Protesters should work within system

Didn't the "Occupiers" learn anything from the '60s?

Protesting the system in general doesn't work. It took us a while to realize this so maybe they can learn from the past.

Suggestion 1: Make some bright red T-shirts that say "Occupier." Go to agencies around town and ask the directors how much funding they have lost this year. Pitch in to fill the void at community centers, schools, etc., wearing those shirts and "Occupy" someplace that can use volunteers.

Suggestion 2: Work from within the system. Everyone has elected officials who love to hear from constituents. Make an appointment and talk to them. Share your constructive ideas. These people are in a position to make changes, and they need to know about your priorities. Get on a first-name basis with your local city and county council people. Go to public meetings and speak if it is allowed.

Show the rest of the country how it should be done. Concentrate your efforts. Negative publicity will only hurt your causes. If you can't articulate specific requests, you won't be taken seriously.

ROBBIE MOORE

Novel shows power of positive thinking

Sherman Alexie's "The Absolutely True Diary of a Part-time Indian" is a novel about hope in a young boy's journey to self-discovery.

Every adolescent experiences this same pilgrimage that leads him or her to an unearthing of identity.

Alexie's young protagonist faces devastatingly dark and seemingly insurmountable obstacles, these scenes of pain and turmoil characterized and condemned as "perversion" by parents of Dade County students.

These dismal themes are in no way glorified or encouraged by the text.

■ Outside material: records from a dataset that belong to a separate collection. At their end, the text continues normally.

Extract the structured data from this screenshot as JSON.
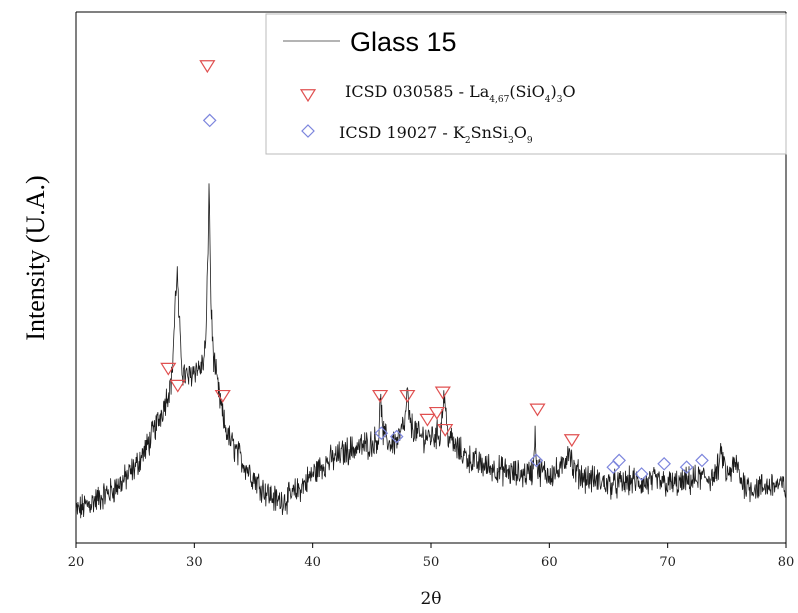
{
  "chart_data": {
    "type": "line",
    "title": "",
    "xlabel": "2θ",
    "ylabel": "Intensity (U.A.)",
    "xlim": [
      20,
      80
    ],
    "xticks": [
      20,
      30,
      40,
      50,
      60,
      70,
      80
    ],
    "yticks": [],
    "grid": false,
    "legend_position": "top-right",
    "colors": {
      "pattern": "#1a1a1a",
      "la_marker": "#e05050",
      "k_marker": "#7d86dd"
    },
    "series": [
      {
        "name": "Glass 15",
        "type": "line",
        "y_scale": "arbitrary (0 = baseline at bottom, 1 = strongest peak)",
        "points": [
          [
            20.0,
            0.04
          ],
          [
            21.0,
            0.06
          ],
          [
            22.0,
            0.08
          ],
          [
            23.0,
            0.1
          ],
          [
            24.0,
            0.13
          ],
          [
            25.0,
            0.17
          ],
          [
            26.0,
            0.23
          ],
          [
            27.0,
            0.31
          ],
          [
            27.7,
            0.38
          ],
          [
            28.1,
            0.43
          ],
          [
            28.4,
            0.66
          ],
          [
            28.55,
            0.75
          ],
          [
            28.7,
            0.6
          ],
          [
            29.0,
            0.45
          ],
          [
            29.5,
            0.43
          ],
          [
            30.0,
            0.46
          ],
          [
            30.5,
            0.46
          ],
          [
            30.8,
            0.48
          ],
          [
            31.0,
            0.56
          ],
          [
            31.1,
            0.72
          ],
          [
            31.25,
            1.0
          ],
          [
            31.4,
            0.66
          ],
          [
            31.6,
            0.5
          ],
          [
            32.0,
            0.4
          ],
          [
            32.5,
            0.3
          ],
          [
            33.0,
            0.25
          ],
          [
            34.0,
            0.19
          ],
          [
            35.0,
            0.14
          ],
          [
            36.0,
            0.1
          ],
          [
            37.0,
            0.07
          ],
          [
            38.0,
            0.08
          ],
          [
            39.0,
            0.11
          ],
          [
            40.0,
            0.15
          ],
          [
            41.0,
            0.18
          ],
          [
            42.0,
            0.2
          ],
          [
            43.0,
            0.22
          ],
          [
            44.0,
            0.23
          ],
          [
            45.0,
            0.24
          ],
          [
            45.6,
            0.26
          ],
          [
            45.75,
            0.4
          ],
          [
            45.9,
            0.27
          ],
          [
            46.5,
            0.24
          ],
          [
            47.2,
            0.25
          ],
          [
            47.8,
            0.3
          ],
          [
            48.0,
            0.39
          ],
          [
            48.2,
            0.3
          ],
          [
            49.0,
            0.26
          ],
          [
            50.0,
            0.26
          ],
          [
            50.8,
            0.27
          ],
          [
            51.1,
            0.39
          ],
          [
            51.4,
            0.27
          ],
          [
            52.0,
            0.23
          ],
          [
            53.0,
            0.2
          ],
          [
            54.0,
            0.18
          ],
          [
            55.0,
            0.17
          ],
          [
            56.0,
            0.16
          ],
          [
            57.0,
            0.15
          ],
          [
            58.0,
            0.15
          ],
          [
            58.6,
            0.16
          ],
          [
            58.8,
            0.27
          ],
          [
            59.0,
            0.16
          ],
          [
            60.0,
            0.15
          ],
          [
            61.0,
            0.16
          ],
          [
            61.7,
            0.23
          ],
          [
            62.0,
            0.16
          ],
          [
            63.0,
            0.14
          ],
          [
            64.0,
            0.13
          ],
          [
            65.0,
            0.12
          ],
          [
            66.0,
            0.12
          ],
          [
            67.0,
            0.13
          ],
          [
            68.0,
            0.12
          ],
          [
            69.0,
            0.13
          ],
          [
            70.0,
            0.12
          ],
          [
            71.0,
            0.12
          ],
          [
            72.0,
            0.13
          ],
          [
            73.0,
            0.14
          ],
          [
            74.0,
            0.14
          ],
          [
            74.6,
            0.21
          ],
          [
            75.0,
            0.14
          ],
          [
            75.8,
            0.18
          ],
          [
            76.2,
            0.13
          ],
          [
            77.0,
            0.11
          ],
          [
            78.0,
            0.11
          ],
          [
            79.0,
            0.12
          ],
          [
            80.0,
            0.11
          ]
        ]
      },
      {
        "name": "ICSD 030585 - La4,67(SiO4)3O",
        "type": "scatter",
        "marker": "triangle-down",
        "points": [
          [
            27.8,
            0.46
          ],
          [
            28.6,
            0.41
          ],
          [
            32.4,
            0.38
          ],
          [
            45.7,
            0.38
          ],
          [
            48.0,
            0.38
          ],
          [
            49.7,
            0.31
          ],
          [
            50.5,
            0.33
          ],
          [
            51.0,
            0.39
          ],
          [
            51.2,
            0.28
          ],
          [
            59.0,
            0.34
          ],
          [
            61.9,
            0.25
          ]
        ]
      },
      {
        "name": "ICSD 19027 - K2SnSi3O9",
        "type": "scatter",
        "marker": "diamond",
        "points": [
          [
            45.8,
            0.27
          ],
          [
            47.1,
            0.26
          ],
          [
            58.9,
            0.19
          ],
          [
            65.4,
            0.17
          ],
          [
            65.9,
            0.19
          ],
          [
            67.8,
            0.15
          ],
          [
            69.7,
            0.18
          ],
          [
            71.6,
            0.17
          ],
          [
            72.9,
            0.19
          ]
        ]
      }
    ]
  },
  "legend": {
    "glass_label": "Glass 15",
    "la_label_base": "ICSD 030585 - La",
    "la_sub1": "4,67",
    "la_mid": "(SiO",
    "la_sub2": "4",
    "la_end": ")",
    "la_sub3": "3",
    "la_tail": "O",
    "k_label_base": "ICSD 19027 - K",
    "k_sub1": "2",
    "k_mid": "SnSi",
    "k_sub2": "3",
    "k_mid2": "O",
    "k_sub3": "9"
  },
  "standalone_markers": [
    {
      "marker": "triangle-down",
      "x": 31.1,
      "y": 1.35
    },
    {
      "marker": "diamond",
      "x": 31.3,
      "y": 1.19
    }
  ]
}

Conversely they are presented through the lens of a hopeful adolescent's perspective to which young readers may easily relate.

He proves strong in the midst of his trials finding hope, joy and love, proving the power of positive thinking.

Readers receive the privilege of learning the valuable lesson of not giving in to despair.

Widely regarded author, lecturer and mythologist Joseph Campbell implores his readers to, "Participate joyfully in the sorrows of the world. We cannot cure the world of sorrows, but we can choose to live in joy." This is conveyed clearly and in a way to elicit participation from readers and therefore should remain a work of literature read by literature students in any classroom.